It is rare to have data available that covers all variables for the full range of interest.
The solution is to use synthetic data, interpolating or extrapolating as needed.
The synthetic data should be tested against actual data and the prompts generating the data tuned for each situation.
External conditions: The actual price that can be realized in any particular situation is often dependent on external market conditions and market dynamics. The classical pricing optimization systems (PROS, Zilliant, Vendavo and Pricefx) are very good at this within their narrow domains.

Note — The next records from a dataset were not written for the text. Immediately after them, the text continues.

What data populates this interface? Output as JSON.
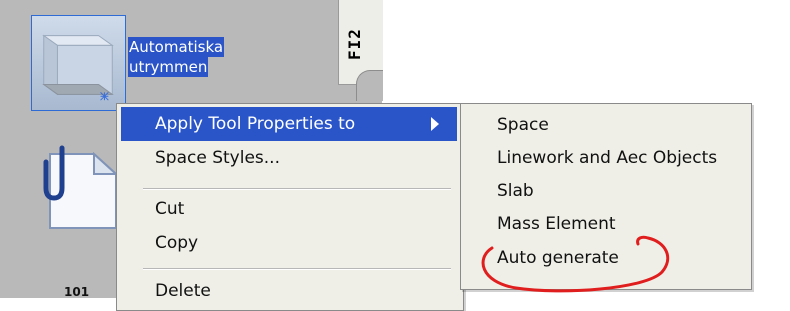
{
  "palette": {
    "tab_label": "FI2",
    "tool_label_line1": "Automatiska",
    "tool_label_line2": "utrymmen",
    "tool_101_label": "101"
  },
  "context_menu": {
    "items": [
      {
        "label": "Apply Tool Properties to"
      },
      {
        "label": "Space Styles..."
      },
      {
        "label": "Cut"
      },
      {
        "label": "Copy"
      },
      {
        "label": "Delete"
      }
    ]
  },
  "submenu": {
    "items": [
      {
        "label": "Space"
      },
      {
        "label": "Linework and Aec Objects"
      },
      {
        "label": "Slab"
      },
      {
        "label": "Mass Element"
      },
      {
        "label": "Auto generate"
      }
    ]
  },
  "colors": {
    "menu_highlight": "#2a55c9",
    "annotation": "#e01e1e",
    "palette_background": "#b9b9b9"
  }
}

One wants to be able to model many different external situations, use counterfactuals (the hypothetical outcome that a person, customer, etc. would have experienced under a different treatment or intervention than the one actually received) and explore different scenarios. Different assumptions about utility curves or price elasticity can also be included here.
The ability to test hypothetical data is central to the types of causal reasoning needed to solve some of the toughest problems in pricing like the ‘attribution problem.’
One way to think of the use of synthetic data is as a set of thought experiments that deepen are usndestanding of the dynamics and causal relations in a pricing model and how it interacts with the rest of the business system.
Dimensions of synthetic data
Interpolation
The most basic type of synthetic data is interpolation. Interpolation fills in the gaps in a data set. This is straightforward, provided you know what is generating the data, but you still need to be careful and ask why are there gaps? Quite often the gaps reflect underlying clustering mechanisms that can be obscured by naive dependence on interpolation.
Sometimes the data that is missing is telling you a story. See survivorship bias: “the logical error of concentrating on entities that passed a selection process while overlooking those that did not. This can lead to incorrect conclusions because of incomplete data. Survivorship bias is a form of sampling bias that can lead to overly optimistic beliefs because multiple failures are overlooked, such as when companies that no longer exist are excluded from analyses of financial performance. It can also lead to the false belief that the successes in a group have some special property, rather than just coincidence.”
Extrapolation
Sometimes one wants to test data outside the range of what is available. This is especially true when doing scaling tests. The caveats about the risks of interpolation smoothing over real gaps is even more important here.
Expand Dimensions
Synthetic data gets interesting once one starts to add additional dimensions to the data. This is a technique taken directly from machine learning. One can find new patterns in data by adding dimensions.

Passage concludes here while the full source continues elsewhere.